No es fácil conocer cuáles fueron los motivos que indujeron a Sergardi a arremeter contra la Arcadia; cierta­mente el odio debía ser bastante violento si podía ver en él encarnados los más horrendos vicios. Las acusaciones que re­pite se refieren a la incredulidad y la hi­pocresía, y sobre estos dos motivos se basa toda la segunda sátira, una de las más in­geniosas, en la que Settano, siguiendo la pauta de Horacio, imagina que Filodemo le encuentra mientras se halla camino del bosque Parrasio y aunque no le conoce más que de vista, le expone sus impías doctri­nas sobre la «luz universal» y le da con­sejos de dudosa moral para poder orientar felizmente la vida. Los mismos conceptos reaparecen en las sátiras IV, IX, XII, en las que Settano, con un látigo juvenalesco, reprocha a Filodemo que viva como un pa­rásito y adulador al lado de los poderosos, sembrando la discordia, acusando a los ene­migos inocentes, y corrompiendo a la ju­ventud engañándola con apariencias de sa­biduría, de doctrina y de virtud. En otros momentos el ultraje es más abrumador y el sermón asume el carácter de libelo di­famatorio: todo es reprochado a este triste personaje, desde su ínfimo origen hasta su obscena figura afeada por el «morbo cam­pano» y una hernia gigantesca, desde las más abyectas pasiones a la sordidez de la persona y de sus hábitos. Siempre posee la habilidad de alternar la caricatura con el cruel sarcasmo; de este modo, el sermón se salva oportunamente de la vulgaridad y de la monotonía.
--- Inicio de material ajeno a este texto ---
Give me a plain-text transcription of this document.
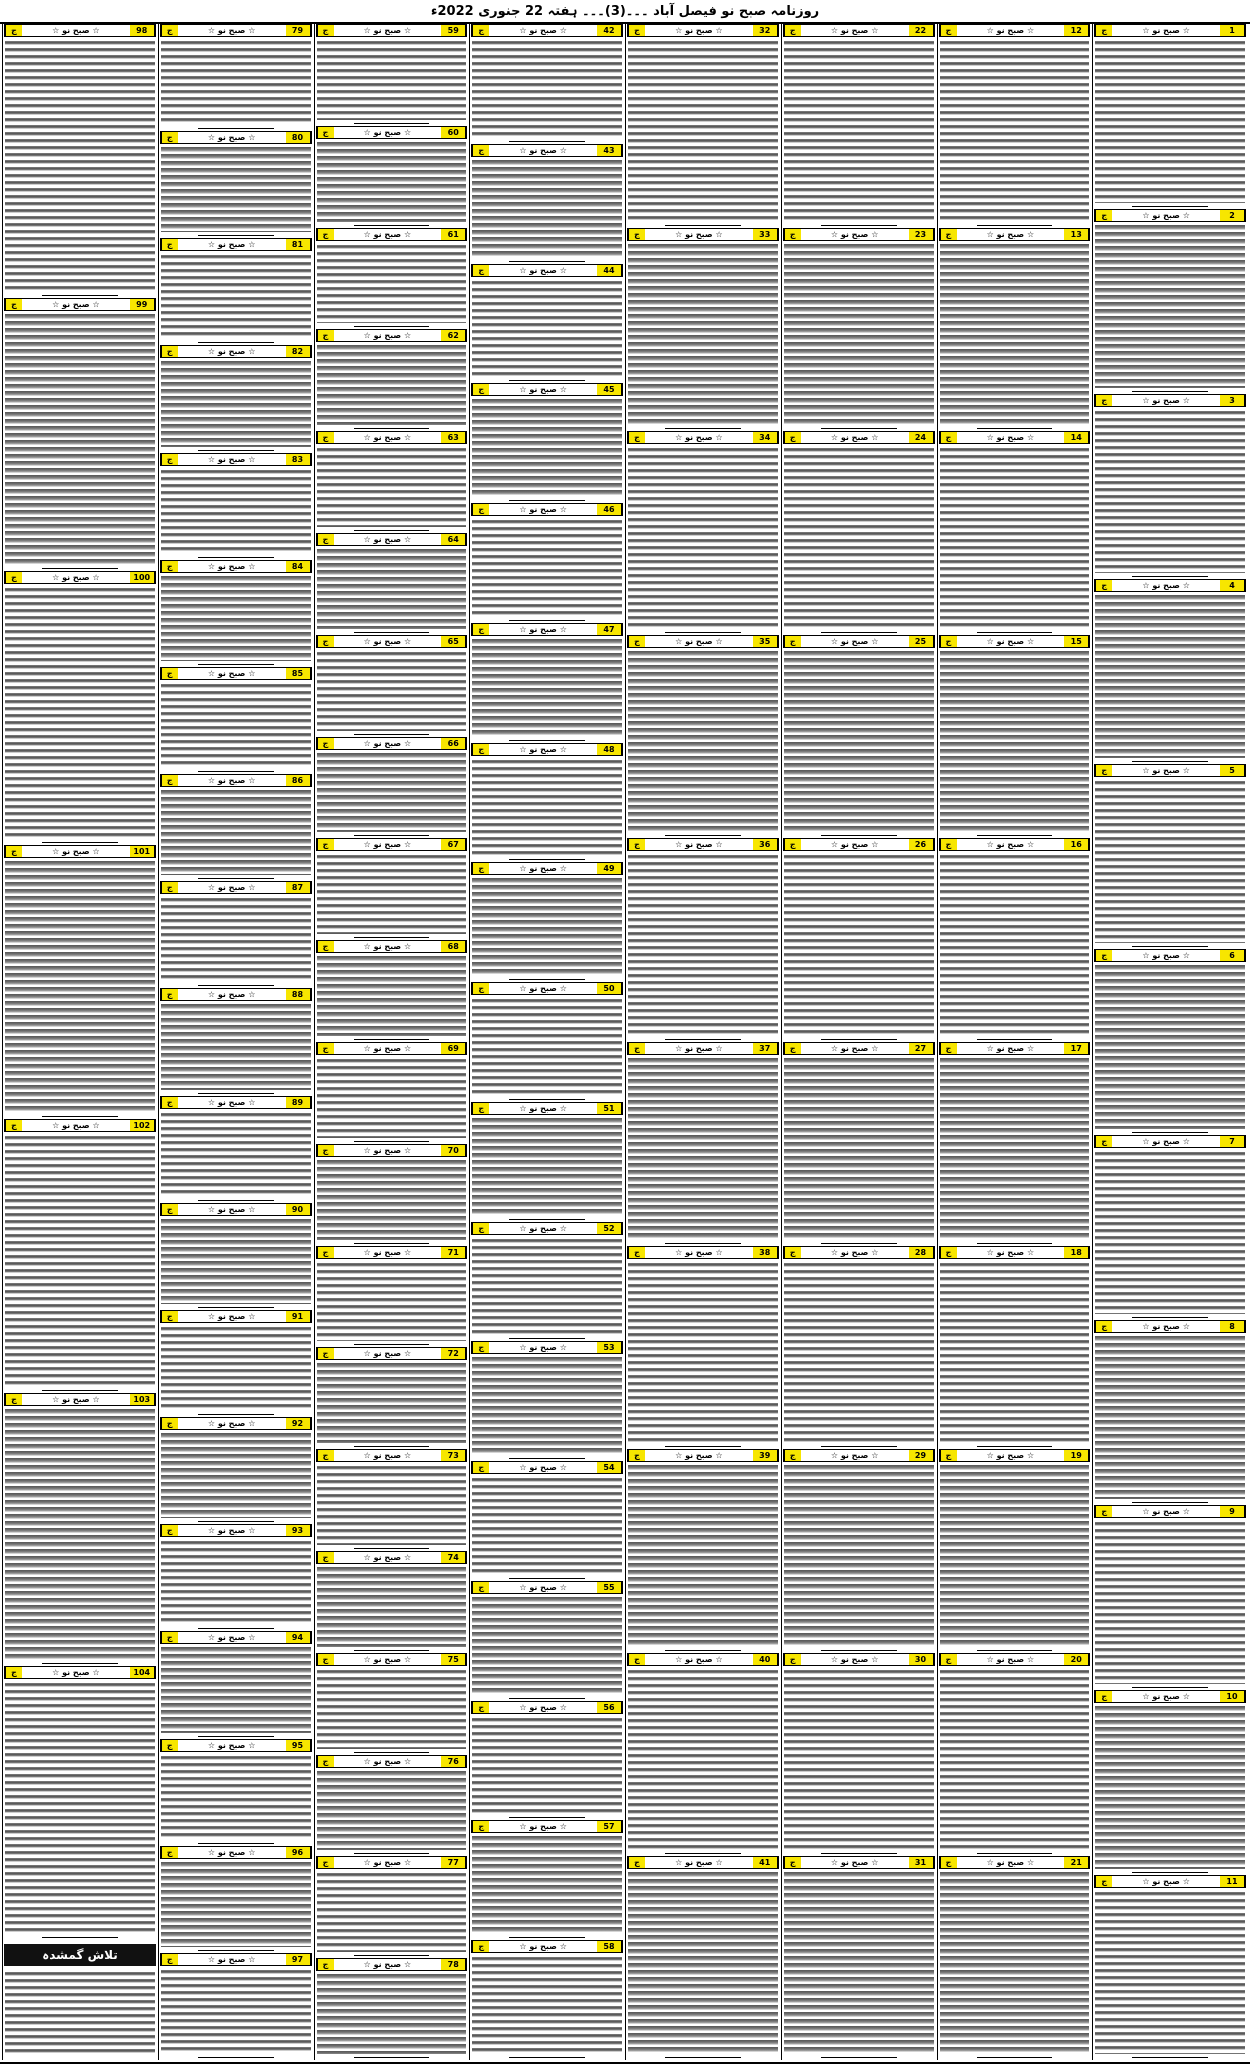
روزنامہ صبح نو فیصل آباد ۔۔۔(3)۔۔۔ ہفتہ 22 جنوری 2022ء
ج	☆ صبح نو ☆	1
ج	☆ صبح نو ☆	2
ج	☆ صبح نو ☆	3
ج	☆ صبح نو ☆	4
ج	☆ صبح نو ☆	5
ج	☆ صبح نو ☆	6
ج	☆ صبح نو ☆	7
ج	☆ صبح نو ☆	8
ج	☆ صبح نو ☆	9
ج	☆ صبح نو ☆	10
ج	☆ صبح نو ☆	11
ج	☆ صبح نو ☆	12
ج	☆ صبح نو ☆	13
ج	☆ صبح نو ☆	14
ج	☆ صبح نو ☆	15
ج	☆ صبح نو ☆	16
ج	☆ صبح نو ☆	17
ج	☆ صبح نو ☆	18
ج	☆ صبح نو ☆	19
ج	☆ صبح نو ☆	20
ج	☆ صبح نو ☆	21
ج	☆ صبح نو ☆	22
ج	☆ صبح نو ☆	23
ج	☆ صبح نو ☆	24
ج	☆ صبح نو ☆	25
ج	☆ صبح نو ☆	26
ج	☆ صبح نو ☆	27
ج	☆ صبح نو ☆	28
ج	☆ صبح نو ☆	29
ج	☆ صبح نو ☆	30
ج	☆ صبح نو ☆	31
ج	☆ صبح نو ☆	32
ج	☆ صبح نو ☆	33
ج	☆ صبح نو ☆	34
ج	☆ صبح نو ☆	35
ج	☆ صبح نو ☆	36
ج	☆ صبح نو ☆	37
ج	☆ صبح نو ☆	38
ج	☆ صبح نو ☆	39
ج	☆ صبح نو ☆	40
ج	☆ صبح نو ☆	41
ج	☆ صبح نو ☆	42
ج	☆ صبح نو ☆	43
ج	☆ صبح نو ☆	44
ج	☆ صبح نو ☆	45
ج	☆ صبح نو ☆	46
ج	☆ صبح نو ☆	47
ج	☆ صبح نو ☆	48
ج	☆ صبح نو ☆	49
ج	☆ صبح نو ☆	50
ج	☆ صبح نو ☆	51
ج	☆ صبح نو ☆	52
ج	☆ صبح نو ☆	53
ج	☆ صبح نو ☆	54
ج	☆ صبح نو ☆	55
ج	☆ صبح نو ☆	56
ج	☆ صبح نو ☆	57
ج	☆ صبح نو ☆	58
ج	☆ صبح نو ☆	59
ج	☆ صبح نو ☆	60
ج	☆ صبح نو ☆	61
ج	☆ صبح نو ☆	62
ج	☆ صبح نو ☆	63
ج	☆ صبح نو ☆	64
ج	☆ صبح نو ☆	65
ج	☆ صبح نو ☆	66
ج	☆ صبح نو ☆	67
ج	☆ صبح نو ☆	68
ج	☆ صبح نو ☆	69
ج	☆ صبح نو ☆	70
ج	☆ صبح نو ☆	71
ج	☆ صبح نو ☆	72
ج	☆ صبح نو ☆	73
ج	☆ صبح نو ☆	74
ج	☆ صبح نو ☆	75
ج	☆ صبح نو ☆	76
ج	☆ صبح نو ☆	77
ج	☆ صبح نو ☆	78
ج	☆ صبح نو ☆	79
ج	☆ صبح نو ☆	80
ج	☆ صبح نو ☆	81
ج	☆ صبح نو ☆	82
ج	☆ صبح نو ☆	83
ج	☆ صبح نو ☆	84
ج	☆ صبح نو ☆	85
ج	☆ صبح نو ☆	86
ج	☆ صبح نو ☆	87
ج	☆ صبح نو ☆	88
ج	☆ صبح نو ☆	89
ج	☆ صبح نو ☆	90
ج	☆ صبح نو ☆	91
ج	☆ صبح نو ☆	92
ج	☆ صبح نو ☆	93
ج	☆ صبح نو ☆	94
ج	☆ صبح نو ☆	95
ج	☆ صبح نو ☆	96
ج	☆ صبح نو ☆	97
ج	☆ صبح نو ☆	98
ج	☆ صبح نو ☆	99
ج	☆ صبح نو ☆	100
ج	☆ صبح نو ☆	101
ج	☆ صبح نو ☆	102
ج	☆ صبح نو ☆	103
ج	☆ صبح نو ☆	104
تلاش گمشدہ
Así, la sátira V es muy viva, y recoge la animada conversación de algunos ociosos reunidos en un café de la plaza Navona, quienes después de haber hablado de las novedades políticas y bé­licas, empiezan a discutir en pro y en con­tra del susodicho Filodemo; y la conver­sación ofrece oportunidad al poeta para exponer sus opiniones sobre literatos y ar­tistas de su tiempo. Original en su idea es la XII, en la que Settano, chistosamente, previendo la notoriedad que sus Sátiras gozarán en la posteridad, a la que servi­rán como textos escolares, entabla un diá­logo entre maestro y discípulo, que le per­mite trazar la biografía de este Filodemo andrajoso, calabrés famélico, que llegó a Roma en busca de fortuna. Muchas veces la sátira se aleja del campo personal y se extiende en una visión más amplia de la sociedad contemporánea; Settano se lanza entonces contra los señores que malgastan los patrimonios heredados, contra la deca­dencia de las familias, contra las malas costumbres del mundo femenino y contra la corrupción del clero. Sátiras éstas, por consiguiente, a las que debe reprocharse la excesiva e impetuosa pasión personal, pero que encierran gran valor como docu­mento de la vida romana de fines del si­glo XVII, a las cuales la penetrante agu­deza y la agradable variedad de tono han permitido conservar hasta hoy día intacta su fragancia.